Immediate responsibility for the rulings does not rest exclusively with the Supreme Court’s right-wing majority. It was, in fact, the Obama administration—not the Supreme Court—that first granted religiously affiliated non-profit corporations the ability to opt out of the contraceptive mandate in the health care law. These cowardly concessions were compounded by the administration’s refusal to raise the Establishment Clause in defense of the mandate. The right-wing majority simply seized upon what the Obama administration deferentially handed them on a silver platter.
The American ruling class is breaking from any connection to its democratic and (in the more distant past) revolutionary traditions. Everywhere, social and democratic gains are under ferocious attack. This process cannot be understood outside of an examination of the massive growth of social inequality and the crisis of the capitalist system that is producing it.
Over the recent period, the overwhelming majority of the world’s population has seen its living standards stagnate and decline. Meanwhile, through various methods—many of them purely criminal—a tiny collection of financial aristocrats has vastly increased its wealth and influence. These same aristocrats turn to one another and say, “The pitchforks are coming.” Fear of the population—and of a popular movement against capitalism and inequality—explains the buildup of the machinery of repression, the militarization of the police, the massive domestic spying apparatus, and the collapse of democracy and the rule of law.

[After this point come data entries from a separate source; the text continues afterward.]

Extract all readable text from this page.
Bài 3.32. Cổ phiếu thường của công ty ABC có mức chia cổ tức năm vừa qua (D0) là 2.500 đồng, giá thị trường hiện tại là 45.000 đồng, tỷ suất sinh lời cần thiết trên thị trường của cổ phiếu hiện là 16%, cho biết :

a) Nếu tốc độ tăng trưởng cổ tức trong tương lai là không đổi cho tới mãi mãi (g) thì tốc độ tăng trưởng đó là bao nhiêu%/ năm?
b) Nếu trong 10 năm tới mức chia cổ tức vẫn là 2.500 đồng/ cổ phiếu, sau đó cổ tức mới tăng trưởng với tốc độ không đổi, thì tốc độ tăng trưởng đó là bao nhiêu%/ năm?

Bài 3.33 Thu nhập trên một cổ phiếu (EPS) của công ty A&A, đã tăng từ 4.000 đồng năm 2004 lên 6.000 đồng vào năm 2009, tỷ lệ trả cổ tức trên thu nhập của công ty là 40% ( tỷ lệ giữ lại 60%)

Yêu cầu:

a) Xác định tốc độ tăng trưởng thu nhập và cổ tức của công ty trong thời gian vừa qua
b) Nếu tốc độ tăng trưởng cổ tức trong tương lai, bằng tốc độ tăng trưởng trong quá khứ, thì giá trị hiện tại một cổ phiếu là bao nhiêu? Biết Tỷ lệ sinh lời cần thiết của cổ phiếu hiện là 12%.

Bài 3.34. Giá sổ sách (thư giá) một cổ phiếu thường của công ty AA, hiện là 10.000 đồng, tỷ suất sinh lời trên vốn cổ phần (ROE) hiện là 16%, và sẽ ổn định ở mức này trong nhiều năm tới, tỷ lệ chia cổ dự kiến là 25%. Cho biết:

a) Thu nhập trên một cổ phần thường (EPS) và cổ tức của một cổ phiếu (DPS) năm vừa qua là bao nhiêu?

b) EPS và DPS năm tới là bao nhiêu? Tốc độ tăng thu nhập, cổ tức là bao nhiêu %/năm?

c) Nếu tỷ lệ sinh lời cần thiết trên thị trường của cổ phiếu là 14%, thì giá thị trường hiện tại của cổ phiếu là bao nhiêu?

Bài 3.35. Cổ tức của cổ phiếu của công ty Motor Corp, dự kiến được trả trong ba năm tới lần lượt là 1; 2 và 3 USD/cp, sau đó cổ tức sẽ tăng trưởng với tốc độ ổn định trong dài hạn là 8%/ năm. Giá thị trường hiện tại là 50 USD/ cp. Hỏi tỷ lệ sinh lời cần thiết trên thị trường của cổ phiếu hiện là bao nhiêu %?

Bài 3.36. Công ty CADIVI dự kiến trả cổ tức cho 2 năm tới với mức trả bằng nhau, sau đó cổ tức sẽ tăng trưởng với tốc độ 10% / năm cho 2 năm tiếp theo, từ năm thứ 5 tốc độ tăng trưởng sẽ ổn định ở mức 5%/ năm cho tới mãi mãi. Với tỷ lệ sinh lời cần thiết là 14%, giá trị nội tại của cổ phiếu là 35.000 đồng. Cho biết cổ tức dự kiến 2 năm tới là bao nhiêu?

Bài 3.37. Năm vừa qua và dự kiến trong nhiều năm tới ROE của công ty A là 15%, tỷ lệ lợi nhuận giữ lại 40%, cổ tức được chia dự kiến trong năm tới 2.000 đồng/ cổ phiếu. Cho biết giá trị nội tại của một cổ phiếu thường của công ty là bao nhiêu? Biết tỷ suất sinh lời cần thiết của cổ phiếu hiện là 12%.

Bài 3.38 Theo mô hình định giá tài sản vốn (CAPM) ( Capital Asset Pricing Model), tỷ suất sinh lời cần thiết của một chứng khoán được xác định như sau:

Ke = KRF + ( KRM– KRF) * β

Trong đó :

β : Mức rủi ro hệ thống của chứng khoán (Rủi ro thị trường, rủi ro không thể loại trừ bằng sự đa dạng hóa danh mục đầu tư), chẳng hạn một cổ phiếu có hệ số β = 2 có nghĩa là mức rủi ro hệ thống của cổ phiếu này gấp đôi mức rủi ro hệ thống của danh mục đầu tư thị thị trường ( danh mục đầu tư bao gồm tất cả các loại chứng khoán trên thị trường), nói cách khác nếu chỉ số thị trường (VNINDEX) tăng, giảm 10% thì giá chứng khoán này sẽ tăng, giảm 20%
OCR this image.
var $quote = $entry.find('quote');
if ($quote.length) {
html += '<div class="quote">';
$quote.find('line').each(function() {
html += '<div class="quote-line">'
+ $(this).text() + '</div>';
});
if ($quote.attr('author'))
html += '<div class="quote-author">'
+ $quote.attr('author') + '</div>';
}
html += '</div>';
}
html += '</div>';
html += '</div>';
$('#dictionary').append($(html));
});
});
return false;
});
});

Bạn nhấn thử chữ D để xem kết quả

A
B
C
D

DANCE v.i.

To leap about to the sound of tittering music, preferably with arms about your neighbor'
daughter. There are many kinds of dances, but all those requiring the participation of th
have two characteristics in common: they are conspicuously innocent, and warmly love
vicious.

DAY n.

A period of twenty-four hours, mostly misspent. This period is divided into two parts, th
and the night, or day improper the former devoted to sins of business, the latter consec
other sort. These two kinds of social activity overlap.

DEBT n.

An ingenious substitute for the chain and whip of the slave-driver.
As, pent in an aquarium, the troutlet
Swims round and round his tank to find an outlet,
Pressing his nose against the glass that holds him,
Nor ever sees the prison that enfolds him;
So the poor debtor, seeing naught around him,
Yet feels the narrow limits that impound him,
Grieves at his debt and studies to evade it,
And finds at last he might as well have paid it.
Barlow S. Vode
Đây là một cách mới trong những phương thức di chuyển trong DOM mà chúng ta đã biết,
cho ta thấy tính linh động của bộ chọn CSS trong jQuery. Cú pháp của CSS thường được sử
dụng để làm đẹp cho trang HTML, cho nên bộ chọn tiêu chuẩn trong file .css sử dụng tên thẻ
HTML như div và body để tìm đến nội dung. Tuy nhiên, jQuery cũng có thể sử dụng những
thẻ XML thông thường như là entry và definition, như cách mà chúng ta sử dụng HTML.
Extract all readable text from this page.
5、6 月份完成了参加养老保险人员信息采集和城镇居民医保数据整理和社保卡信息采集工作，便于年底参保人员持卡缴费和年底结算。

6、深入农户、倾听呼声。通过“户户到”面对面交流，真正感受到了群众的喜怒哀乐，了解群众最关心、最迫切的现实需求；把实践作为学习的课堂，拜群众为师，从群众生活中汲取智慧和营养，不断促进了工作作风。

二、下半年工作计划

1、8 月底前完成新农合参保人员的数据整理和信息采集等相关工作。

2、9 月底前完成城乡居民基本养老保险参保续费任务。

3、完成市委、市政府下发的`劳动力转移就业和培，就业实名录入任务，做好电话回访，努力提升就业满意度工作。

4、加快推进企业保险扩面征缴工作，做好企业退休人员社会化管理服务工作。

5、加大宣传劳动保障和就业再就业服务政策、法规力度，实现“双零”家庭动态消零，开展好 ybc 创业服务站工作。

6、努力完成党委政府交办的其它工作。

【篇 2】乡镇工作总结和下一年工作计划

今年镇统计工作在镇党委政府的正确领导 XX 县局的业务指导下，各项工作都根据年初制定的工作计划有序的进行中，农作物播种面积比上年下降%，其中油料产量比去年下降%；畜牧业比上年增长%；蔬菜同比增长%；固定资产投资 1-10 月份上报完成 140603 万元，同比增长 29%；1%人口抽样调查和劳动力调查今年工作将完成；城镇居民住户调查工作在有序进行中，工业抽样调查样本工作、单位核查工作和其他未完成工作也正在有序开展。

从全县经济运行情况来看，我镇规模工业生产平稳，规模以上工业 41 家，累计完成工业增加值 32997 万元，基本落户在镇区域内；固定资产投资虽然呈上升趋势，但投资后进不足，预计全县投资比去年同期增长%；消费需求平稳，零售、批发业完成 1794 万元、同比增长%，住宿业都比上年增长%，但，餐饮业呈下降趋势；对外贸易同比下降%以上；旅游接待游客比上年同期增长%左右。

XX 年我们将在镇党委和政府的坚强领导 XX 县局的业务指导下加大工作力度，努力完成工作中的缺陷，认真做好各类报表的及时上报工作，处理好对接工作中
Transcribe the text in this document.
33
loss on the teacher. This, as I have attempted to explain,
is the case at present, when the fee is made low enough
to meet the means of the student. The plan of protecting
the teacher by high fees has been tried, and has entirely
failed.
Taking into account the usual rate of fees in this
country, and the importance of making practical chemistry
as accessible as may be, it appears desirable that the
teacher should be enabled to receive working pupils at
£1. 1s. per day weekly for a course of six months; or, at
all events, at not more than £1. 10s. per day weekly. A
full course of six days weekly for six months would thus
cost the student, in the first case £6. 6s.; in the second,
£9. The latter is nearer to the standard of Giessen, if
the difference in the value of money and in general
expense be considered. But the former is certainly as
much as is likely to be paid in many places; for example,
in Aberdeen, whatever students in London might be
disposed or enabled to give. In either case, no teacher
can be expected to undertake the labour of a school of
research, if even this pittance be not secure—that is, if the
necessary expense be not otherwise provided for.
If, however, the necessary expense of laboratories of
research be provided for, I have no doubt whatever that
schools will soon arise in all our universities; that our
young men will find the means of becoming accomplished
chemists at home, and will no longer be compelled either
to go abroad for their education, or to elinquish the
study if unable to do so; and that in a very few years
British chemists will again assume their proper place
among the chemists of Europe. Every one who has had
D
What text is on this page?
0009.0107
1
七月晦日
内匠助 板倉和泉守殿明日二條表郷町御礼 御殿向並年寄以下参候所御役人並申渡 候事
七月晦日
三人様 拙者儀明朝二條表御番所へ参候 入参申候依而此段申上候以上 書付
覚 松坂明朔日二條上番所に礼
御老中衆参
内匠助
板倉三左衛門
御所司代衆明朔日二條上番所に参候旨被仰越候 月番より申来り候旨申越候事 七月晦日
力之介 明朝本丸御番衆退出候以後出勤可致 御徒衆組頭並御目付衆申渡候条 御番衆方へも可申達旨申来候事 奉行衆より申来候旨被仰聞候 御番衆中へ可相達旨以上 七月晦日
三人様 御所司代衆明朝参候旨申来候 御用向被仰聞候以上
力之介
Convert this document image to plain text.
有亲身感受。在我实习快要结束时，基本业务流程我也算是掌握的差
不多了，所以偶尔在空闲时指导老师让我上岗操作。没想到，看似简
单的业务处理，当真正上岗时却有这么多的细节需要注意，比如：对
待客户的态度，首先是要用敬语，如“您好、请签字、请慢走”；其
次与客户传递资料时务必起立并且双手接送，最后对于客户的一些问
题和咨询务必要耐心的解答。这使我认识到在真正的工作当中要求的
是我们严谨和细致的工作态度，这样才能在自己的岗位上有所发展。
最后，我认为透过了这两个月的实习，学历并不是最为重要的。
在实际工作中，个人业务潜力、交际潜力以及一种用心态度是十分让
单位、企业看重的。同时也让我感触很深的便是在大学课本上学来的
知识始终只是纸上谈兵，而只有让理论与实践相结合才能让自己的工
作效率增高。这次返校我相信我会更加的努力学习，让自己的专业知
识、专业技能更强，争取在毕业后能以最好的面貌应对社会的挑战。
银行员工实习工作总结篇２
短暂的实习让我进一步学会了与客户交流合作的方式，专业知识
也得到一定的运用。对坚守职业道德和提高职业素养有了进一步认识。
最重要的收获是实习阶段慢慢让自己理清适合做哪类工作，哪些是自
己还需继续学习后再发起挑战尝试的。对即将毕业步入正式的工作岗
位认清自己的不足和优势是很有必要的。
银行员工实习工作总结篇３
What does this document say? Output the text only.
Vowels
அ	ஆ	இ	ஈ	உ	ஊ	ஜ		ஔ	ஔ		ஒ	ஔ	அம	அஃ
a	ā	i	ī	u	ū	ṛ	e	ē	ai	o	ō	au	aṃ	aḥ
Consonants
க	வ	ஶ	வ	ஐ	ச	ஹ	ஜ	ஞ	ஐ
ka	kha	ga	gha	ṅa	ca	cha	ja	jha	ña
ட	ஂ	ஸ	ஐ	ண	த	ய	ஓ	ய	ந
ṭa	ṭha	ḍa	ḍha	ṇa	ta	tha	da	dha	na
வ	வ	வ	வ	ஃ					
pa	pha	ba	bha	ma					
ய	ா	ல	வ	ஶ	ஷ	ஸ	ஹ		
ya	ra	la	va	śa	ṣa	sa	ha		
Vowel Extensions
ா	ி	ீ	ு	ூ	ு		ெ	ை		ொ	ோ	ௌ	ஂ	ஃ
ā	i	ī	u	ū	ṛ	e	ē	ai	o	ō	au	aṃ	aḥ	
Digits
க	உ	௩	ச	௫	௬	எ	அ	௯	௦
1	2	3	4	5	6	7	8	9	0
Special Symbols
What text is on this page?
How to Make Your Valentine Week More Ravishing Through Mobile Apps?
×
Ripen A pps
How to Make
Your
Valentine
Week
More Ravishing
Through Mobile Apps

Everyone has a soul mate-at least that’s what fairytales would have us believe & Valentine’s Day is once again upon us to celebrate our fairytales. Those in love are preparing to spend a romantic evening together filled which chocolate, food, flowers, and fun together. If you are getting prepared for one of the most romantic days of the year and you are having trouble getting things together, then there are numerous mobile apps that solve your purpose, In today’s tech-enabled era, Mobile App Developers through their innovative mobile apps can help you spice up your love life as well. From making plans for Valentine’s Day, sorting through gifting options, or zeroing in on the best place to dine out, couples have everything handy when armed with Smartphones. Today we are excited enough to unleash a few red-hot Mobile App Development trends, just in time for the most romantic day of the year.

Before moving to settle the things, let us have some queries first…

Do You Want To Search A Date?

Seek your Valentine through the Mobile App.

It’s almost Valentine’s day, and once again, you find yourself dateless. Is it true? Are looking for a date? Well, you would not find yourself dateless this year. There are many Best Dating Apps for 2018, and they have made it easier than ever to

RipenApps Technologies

“The bourgeoisie has shamefully betrayed all the traditions of its historical youth,” Trotsky wrote, “and its present hirelings dishonor the graves of its ancestors and scoff at the ashes of its ideals.” The principles associated with the democratic revolutions of an earlier period can be carried forward today only as part of a struggle led by the working class and based on the higher principle of the unification of the world’s oppressed in the fight for socialism.